Ein Elektron-Positron-Kollider würde so viele Higgs-Bosonen so sauber erzeugen, dass er oft als „Higgs-Fabrik“ bezeichnet wird. Derzeit gibt es jedoch keine Elektron-Positron-Kollider, die auch nur annähernd die Energien haben, die für die Erforschung des Higgs erforderlich sind. Eine Möglichkeit am Horizont ist der Future Circular Collider (FCC). Dazu müsste in der Schweiz ein unterirdischer Ring mit einem Umfang von 55 Meilen (90 Kilometer) gegraben werden – dreimal so groß wie der LHC. Diese Arbeit würde wahrscheinlich Dutzende Milliarden Dollar kosten, und der Collider würde sich erst fast 2050 einschalten. Es gibt zwei weitere Vorschläge für kurzfristigere Elektron-Positron-Collider in China und Japan, aber geopolitische bzw. Haushaltsprobleme machen sie erforderlich weniger attraktive Aussichten.

Eine Momentaufnahme simulierter Teilchenspuren im Inneren eines Myonenbeschleunigers. Die Simulation legt nahe, dass es trotz der verrauschten Umgebung möglich ist, Informationen über das Higgs-Boson aus den Bottom-Quarks (rote Punkte) zu rekonstruieren, in die es zerfällt.

D. LUCCHESI ET AL.

Auch Physiker würden gerne zu höheren Energien vordringen. „Die Strategie hat uns buchstäblich nie im Stich gelassen“, sagt Homiller. „Jedes Mal, wenn wir uns einer höheren Energie zuwendeten, entdeckten wir eine neue Schicht der Natur.“ Mit Elektronen wird dies nahezu unmöglich sein; Weil sie eine so geringe Masse haben, strahlen sie jedes Mal, wenn sie einen Collider umkreisen, etwa eine Billion Mal mehr Energie ab als Protonen. Aber nach dem Plan des CERN könnte der FCC-Tunnel umgenutzt werden, um Protonen mit achtmal höheren Energien kollidieren zu lassen als im LHC – und das in etwa 50 Jahren. „Es ist absolut wissenschaftlich fundiert und großartig“, sagt Homiller. „Ich denke, dass CERN es tun sollte.“

Könnten wir schneller zu höheren Energien gelangen? Im Dezember stellte das „Particle Physics Project Prioritization Panel“ (P5) mit dem alliterativen Namen eine Vision für die nahe Zukunft des Fachgebiets vor. P5 befasste sich nicht nur mit dringenden Prioritäten wie der weiteren Finanzierung des HL-LHC-Upgrades und den Plänen für Teleskope zur Erforschung des Kosmos, sondern empfahl auch die Verfolgung eines „Myon Shot“ – eines ehrgeizigen Plans zur Entwicklung einer Technologie zur Kollision von Myonen.

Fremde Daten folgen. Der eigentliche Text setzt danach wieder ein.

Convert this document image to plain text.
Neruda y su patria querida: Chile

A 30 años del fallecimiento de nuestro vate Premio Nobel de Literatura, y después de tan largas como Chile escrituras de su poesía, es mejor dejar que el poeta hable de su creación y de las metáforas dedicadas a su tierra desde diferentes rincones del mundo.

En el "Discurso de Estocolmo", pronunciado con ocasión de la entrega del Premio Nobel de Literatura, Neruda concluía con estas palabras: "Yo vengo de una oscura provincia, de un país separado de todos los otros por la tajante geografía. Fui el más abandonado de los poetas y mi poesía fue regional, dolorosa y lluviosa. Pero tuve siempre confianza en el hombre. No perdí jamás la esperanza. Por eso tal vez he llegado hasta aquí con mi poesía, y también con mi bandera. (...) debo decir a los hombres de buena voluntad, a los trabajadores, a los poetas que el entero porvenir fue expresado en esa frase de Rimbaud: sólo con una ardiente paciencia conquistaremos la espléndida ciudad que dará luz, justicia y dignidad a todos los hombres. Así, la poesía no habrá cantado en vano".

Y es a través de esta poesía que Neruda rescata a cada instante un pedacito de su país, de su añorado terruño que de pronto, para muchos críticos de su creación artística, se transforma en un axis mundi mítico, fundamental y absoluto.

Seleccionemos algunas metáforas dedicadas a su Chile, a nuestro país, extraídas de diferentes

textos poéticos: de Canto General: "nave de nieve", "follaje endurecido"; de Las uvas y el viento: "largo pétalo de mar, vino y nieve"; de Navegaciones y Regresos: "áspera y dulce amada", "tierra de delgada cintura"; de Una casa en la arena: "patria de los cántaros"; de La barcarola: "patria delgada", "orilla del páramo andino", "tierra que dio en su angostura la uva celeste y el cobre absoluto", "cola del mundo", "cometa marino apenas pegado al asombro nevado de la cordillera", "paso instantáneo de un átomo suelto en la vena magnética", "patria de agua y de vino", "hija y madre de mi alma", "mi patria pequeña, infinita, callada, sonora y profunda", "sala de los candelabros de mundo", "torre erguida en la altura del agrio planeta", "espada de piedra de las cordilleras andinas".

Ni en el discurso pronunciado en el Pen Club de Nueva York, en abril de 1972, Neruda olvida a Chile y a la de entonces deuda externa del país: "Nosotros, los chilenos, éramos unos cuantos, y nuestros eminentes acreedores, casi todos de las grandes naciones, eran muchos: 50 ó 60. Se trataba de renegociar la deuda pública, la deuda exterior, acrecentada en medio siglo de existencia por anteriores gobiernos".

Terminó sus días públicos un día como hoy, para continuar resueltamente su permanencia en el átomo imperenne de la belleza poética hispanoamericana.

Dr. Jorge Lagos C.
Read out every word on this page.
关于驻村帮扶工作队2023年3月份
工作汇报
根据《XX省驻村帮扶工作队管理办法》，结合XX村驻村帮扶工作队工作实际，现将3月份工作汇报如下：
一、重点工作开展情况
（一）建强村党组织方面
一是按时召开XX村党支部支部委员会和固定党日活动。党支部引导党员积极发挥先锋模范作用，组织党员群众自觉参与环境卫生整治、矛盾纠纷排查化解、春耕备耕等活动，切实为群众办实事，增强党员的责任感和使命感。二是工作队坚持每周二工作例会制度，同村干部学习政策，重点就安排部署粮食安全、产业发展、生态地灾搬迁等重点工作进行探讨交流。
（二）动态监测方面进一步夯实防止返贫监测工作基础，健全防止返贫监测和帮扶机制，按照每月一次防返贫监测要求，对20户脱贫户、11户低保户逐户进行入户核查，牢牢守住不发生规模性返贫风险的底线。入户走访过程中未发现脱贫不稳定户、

Die Idee eines Myonenbeschleunigers hat Physiker fasziniert, da er das Potenzial hat, sowohl hohe Energien als auch – da die Teilchen unteilbar sind – saubere Kollisionen zu kombinieren. Bis vor Kurzem schien es unerreichbar; Myonen zerfallen in nur 2,2 Mikrosekunden, was es äußerst schwierig macht, mit ihnen zu arbeiten. Im letzten Jahrzehnt haben Forscher jedoch Fortschritte gemacht und gezeigt, dass es unter anderem möglich sein sollte, die aufgewühlte Energiewolke in den Griff zu bekommen, die durch zerfallende Myonen entsteht, wenn sie um die Maschine herum beschleunigt werden. Befürworter eines Myonenbeschleunigers verweisen auch auf seine geringere Größe (10 Meilen), seine schnellere Zeitachse (optimistischerweise bereits im Jahr 2045) und die Möglichkeit eines US-Standorts (insbesondere des Fermi National Laboratory, etwa 50 Meilen westlich von Chicago).

Es gibt viele Vorbehalte: Ein Myonenbeschleuniger steht immer noch vor großen technischen, finanziellen und politischen Hürden – und selbst wenn er gebaut wird, gibt es keine Garantie dafür, dass er verborgene Teilchen entdeckt. Aber insbesondere für jüngere Physiker ist die Befürwortung der Forschung und Entwicklung von Myon-Collidern durch das Gremium mehr als nur eine politische Empfehlung; es ist eine Wette auf ihre Zukunft. „Das ist genau das, was wir uns erhofft hatten“, sagt Homiller. „Dies eröffnet den Weg zu dieser aufregenden, völlig anderen Grenze der Teilchenphysik in den USA.“ Es ist eine Grenze, die er und andere gerne erkunden möchten.

Dan Garisto ist ein freiberuflicher Physikjournalist mit Sitz in New York City.